Security Guru Brian Kreb, author of more than 1,300 blog posts about security fix. According to him, there was an avid follower of security fix blog who posted how to get information about your boarding pass.

He now started investigating and found out that there is a website that can decode the boarding pass barcode.

Although it was the follower who tried to use the last name on the boarding pass. Afterwards, he goes to the airline’s website and accesses the passenger information where he was able to obtain the passenger entire account.

#boardingpass

We listed 4 reasons why you need to stop posting your boarding pass on Social Media.

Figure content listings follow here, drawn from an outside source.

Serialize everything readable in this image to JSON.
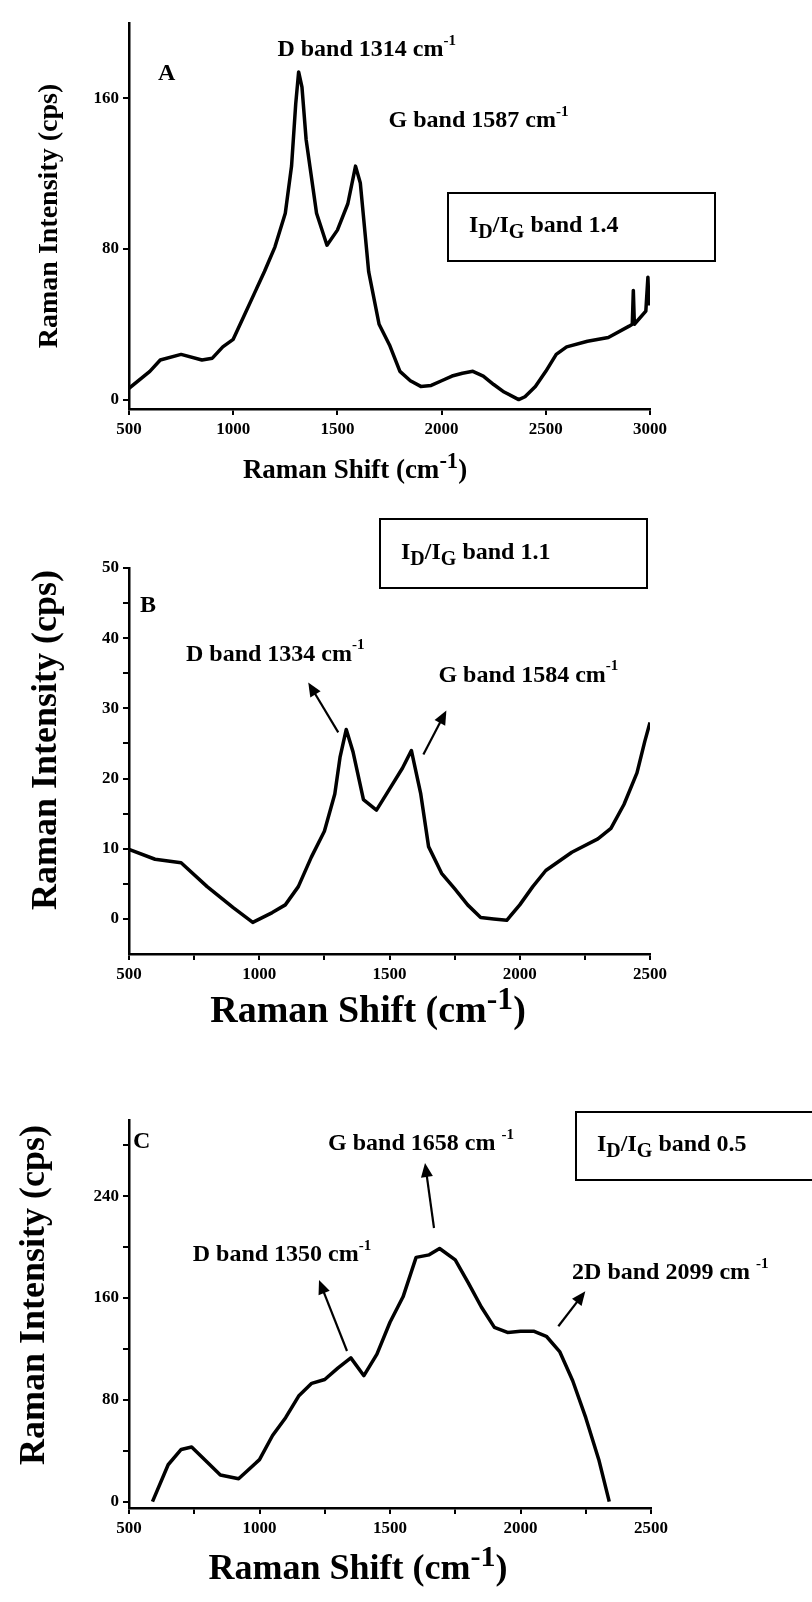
{
  "chart_data": [
    {
      "type": "line",
      "xlabel": "Raman Shift (cm$^{-1}$)",
      "ylabel": "Raman Intensity (cps)",
      "xlim": [
        500,
        3000
      ],
      "ylim": [
        -5,
        200
      ],
      "xticks": [
        500,
        1000,
        1500,
        2000,
        2500,
        3000
      ],
      "yticks": [
        0,
        80,
        160
      ],
      "x": [
        500,
        600,
        650,
        750,
        850,
        900,
        950,
        1000,
        1050,
        1100,
        1150,
        1200,
        1250,
        1280,
        1300,
        1314,
        1330,
        1350,
        1400,
        1450,
        1500,
        1550,
        1587,
        1610,
        1650,
        1700,
        1750,
        1800,
        1850,
        1900,
        1950,
        2000,
        2050,
        2100,
        2150,
        2200,
        2250,
        2300,
        2370,
        2400,
        2450,
        2500,
        2550,
        2600,
        2700,
        2800,
        2900,
        2915,
        2920,
        2925,
        2980,
        2990,
        2995
      ],
      "series": [
        {
          "color": "#000000",
          "values": [
            6,
            15,
            21,
            24,
            21,
            22,
            28,
            32,
            44,
            56,
            68,
            81,
            99,
            124,
            157,
            174,
            166,
            138,
            99,
            82,
            90,
            104,
            124,
            115,
            68,
            40,
            29,
            15,
            10,
            7,
            7.5,
            10,
            12.5,
            14,
            15,
            12.5,
            8,
            4,
            0,
            1.5,
            7,
            15,
            24,
            28,
            31,
            33,
            39,
            40,
            58,
            40,
            47,
            65,
            50
          ]
        }
      ],
      "annotations": [
        "A",
        "I$_{D}$/I$_{G}$ band 1.4",
        {
          "text": "D band 1314 cm$^{-1}$",
          "x": 1314,
          "y": 174
        },
        {
          "text": "G band 1587 cm$^{-1}$",
          "x": 1587,
          "y": 124
        }
      ]
    },
    {
      "type": "line",
      "xlabel": "Raman Shift (cm$^{-1}$)",
      "ylabel": "Raman Intensity (cps)",
      "xlim": [
        500,
        2500
      ],
      "ylim": [
        -5,
        50
      ],
      "xticks": [
        500,
        {
          "value": 750,
          "label": null
        },
        1000,
        {
          "value": 1250,
          "label": null
        },
        1500,
        {
          "value": 1750,
          "label": null
        },
        2000,
        {
          "value": 2250,
          "label": null
        },
        2500
      ],
      "yticks": [
        0,
        {
          "value": 5,
          "label": null
        },
        10,
        {
          "value": 15,
          "label": null
        },
        20,
        {
          "value": 25,
          "label": null
        },
        30,
        {
          "value": 35,
          "label": null
        },
        40,
        {
          "value": 45,
          "label": null
        },
        50
      ],
      "x": [
        500,
        600,
        700,
        800,
        900,
        975,
        1050,
        1100,
        1150,
        1200,
        1250,
        1290,
        1310,
        1334,
        1360,
        1400,
        1450,
        1500,
        1550,
        1584,
        1620,
        1650,
        1700,
        1750,
        1800,
        1850,
        1900,
        1950,
        2000,
        2050,
        2100,
        2200,
        2300,
        2350,
        2400,
        2450,
        2480,
        2500
      ],
      "series": [
        {
          "color": "#000000",
          "values": [
            9.9,
            8.5,
            8,
            4.6,
            1.6,
            -0.5,
            0.9,
            2,
            4.6,
            8.8,
            12.5,
            17.8,
            23,
            27,
            23.8,
            17,
            15.5,
            18.5,
            21.5,
            24,
            17.8,
            10.3,
            6.5,
            4.3,
            2,
            0.2,
            0,
            -0.2,
            2,
            4.6,
            6.9,
            9.5,
            11.4,
            12.9,
            16.3,
            20.8,
            25.3,
            28
          ]
        }
      ],
      "annotations": [
        "B",
        "I$_{D}$/I$_{G}$ band 1.1",
        {
          "text": "D band 1334 cm$^{-1}$",
          "x": 1334,
          "y": 27
        },
        {
          "text": "G band 1584 cm$^{-1}$",
          "x": 1584,
          "y": 24
        }
      ]
    },
    {
      "type": "line",
      "xlabel": "Raman Shift (cm$^{-1}$)",
      "ylabel": "Raman Intensity (cps)",
      "xlim": [
        500,
        2500
      ],
      "ylim": [
        -5,
        300
      ],
      "xticks": [
        500,
        {
          "value": 750,
          "label": null
        },
        1000,
        {
          "value": 1250,
          "label": null
        },
        1500,
        {
          "value": 1750,
          "label": null
        },
        2000,
        {
          "value": 2250,
          "label": null
        },
        2500
      ],
      "yticks": [
        0,
        {
          "value": 40,
          "label": null
        },
        80,
        {
          "value": 120,
          "label": null
        },
        160,
        {
          "value": 200,
          "label": null
        },
        240,
        {
          "value": 280,
          "label": null
        }
      ],
      "x": [
        590,
        650,
        700,
        740,
        800,
        850,
        920,
        1000,
        1050,
        1100,
        1150,
        1200,
        1250,
        1300,
        1350,
        1400,
        1450,
        1500,
        1550,
        1600,
        1650,
        1690,
        1750,
        1800,
        1850,
        1900,
        1950,
        2000,
        2050,
        2099,
        2150,
        2200,
        2250,
        2300,
        2340
      ],
      "series": [
        {
          "color": "#000000",
          "values": [
            0,
            29,
            41,
            43,
            31,
            21,
            18,
            33,
            52,
            66,
            83,
            93,
            96,
            105,
            113,
            99,
            116,
            141,
            161,
            192,
            194,
            199,
            190,
            172,
            153,
            137,
            133,
            134,
            134,
            130,
            118,
            95,
            66,
            33,
            0
          ]
        }
      ],
      "annotations": [
        "C",
        "I$_{D}$/I$_{G}$ band 0.5",
        "D band 1350 cm$^{-1}$",
        "G band 1658 cm $^{-1}$",
        {
          "text": "2D band 2099 cm $^{-1}$",
          "x": 2099,
          "y": 130
        }
      ]
    }
  ]
}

1) You just gave access to your personal information such as full name and your booking reference. This is all an attacker needs to log into your flight details and could revise your reservations online.
2) You just provided access to your location same with the time that you’ll be in these places. They can now view your future flight plans with that specific airline. An identity thief can definitely use your account information.
3)  Logging into your online booking will not only reveals flight details. In some cases, it also shows your ID number, passport number, email address, mobile number and apparently your credit card details.
4) Again even you blurred out your name on the photo. It still shows the bar-code then an easy bar-code scan on a free decoder on the internet can reveal your frequent flyer number, which can be used by other people to book flights.